Tools let an agent call R functions as part of its reasoning – looking up data, running calculations, querying databases. ellmer’s Chat class handles tool call loops internally. When the model decides to use a tool, ellmer executes the function and feeds the result back, so the agent can observe real data and adjust its response.

summary_tool <- tool(
  function(dataset_name) {
    data <- get(dataset_name, envir = asNamespace("datasets"))
    paste(capture.output(summary(data)), collapse = "\n")
  },
  "Get a summary of a built-in R dataset.",
  arguments = list(
    dataset_name = type_string("Name of a dataset in the datasets package")
  )
)

analyst <- agent("analyst",
  chat = chat_anthropic(
    system_prompt = "You are a data analyst. Use your tools to examine data."
  ),
  tools = list(summary_tool)
)

response <- analyst$invoke("Summarize the mtcars dataset.")
cat(response)

Single-agent graph with react_graph()

react_graph() wraps a single agent in a graph that adds three things a bare agent lacks: state management (a typed state object persists across iterations), checkpointing (save and resume mid-run), and tracing (pass a securetrace Trace to instrument every iteration).
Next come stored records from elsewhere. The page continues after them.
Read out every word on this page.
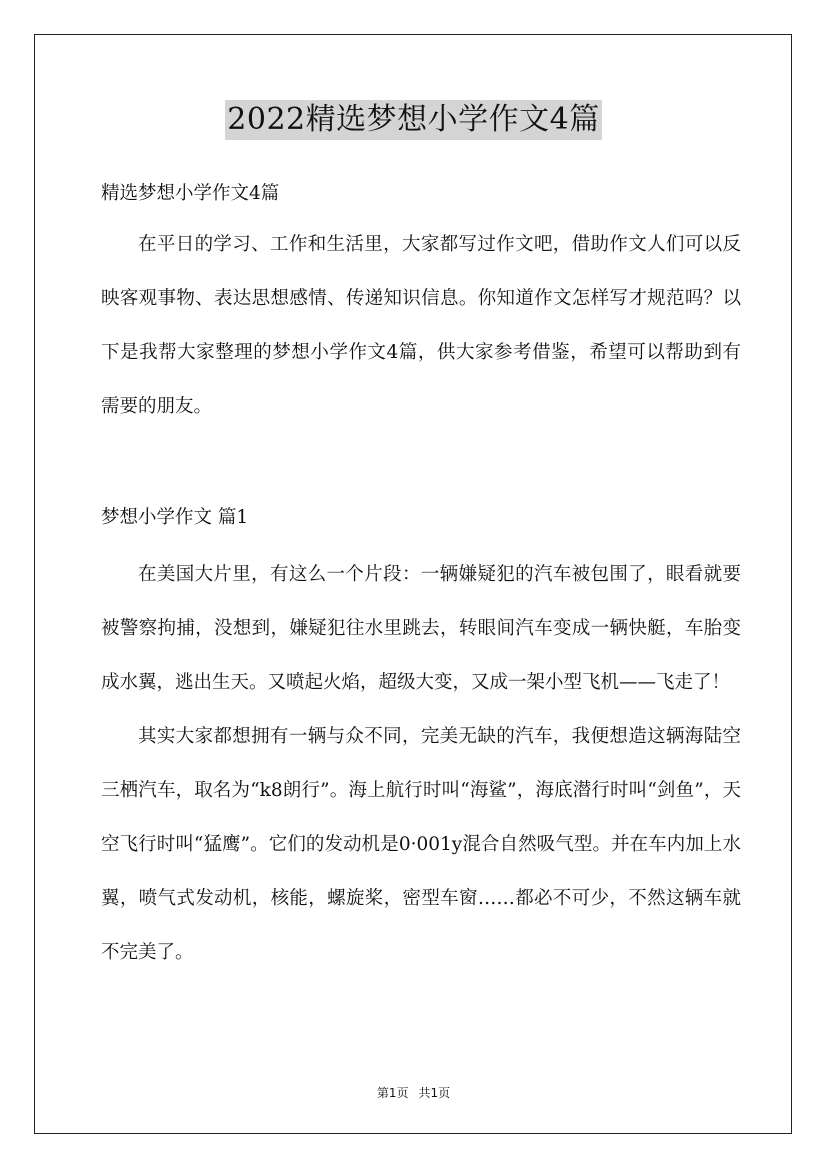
2022精选梦想小学作文4篇
精选梦想小学作文4篇

在平日的学习、工作和生活里，大家都写过作文吧，借助作文人们可以反映客观事物、表达思想感情、传递知识信息。你知道作文怎样写才规范吗？以下是我帮大家整理的梦想小学作文4篇，供大家参考借鉴，希望可以帮助到有需要的朋友。

梦想小学作文 篇1

在美国大片里，有这么一个片段：一辆嫌疑犯的汽车被包围了，眼看就要被警察拘捕，没想到，嫌疑犯往水里跳去，转眼间汽车变成一辆快艇，车胎变成水翼，逃出生天。又喷起火焰，超级大变，又成一架小型飞机——飞走了！

其实大家都想拥有一辆与众不同，完美无缺的汽车，我便想造这辆海陆空三栖汽车，取名为“k8朗行”。海上航行时叫“海鲨”，海底潜行时叫“剑鱼”，天空飞行时叫“猛鹰”。它们的发动机是0·001y混合自然吸气型。并在车内加上水翼，喷气式发动机，核能，螺旋桨，密型车窗……都必不可少，不然这辆车就不完美了。

第1页 共1页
The graph interface ($invoke(), $stream()) stays the same whether you run one agent or many.

analyst <- agent("analyst", chat = chat_anthropic(
  system_prompt = "You are a data analyst. Analyze data and provide insights."
))

graph <- react_graph(analyst)
result <- graph$invoke(list(messages = list(
  "What are the key relationships in the mtcars dataset?"
)))

Use verbose = TRUE when compiling to see execution flow. With the convenience functions, pass verbose to $invoke():

result <- graph$invoke(
  list(messages = list("Describe the distribution of mpg in mtcars.")),
  verbose = TRUE
)

Agent pipeline with pipeline_graph()

When a task breaks into distinct stages (profile the data, analyze patterns, write a report), a pipeline chains agents in sequence. Each agent processes the shared state and passes it forward. Pipelines cost less than supervisors because each agent makes exactly one LLM call, and the execution order is fixed at graph construction time.

profiler <- agent("profiler", chat = chat_anthropic(
  system_prompt = "Profile datasets: describe columns, types, missing values, distributions."
))

analyst <- agent("analyst", chat = chat_anthropic(
  system_prompt = "Given a data profile, identify patterns, correlations, and anomalies."
))

pipeline <- pipeline_graph(profiler, analyst)
result <- pipeline$invoke(list(messages = list(
  "Analyze the mtcars dataset focusing on fuel efficiency factors."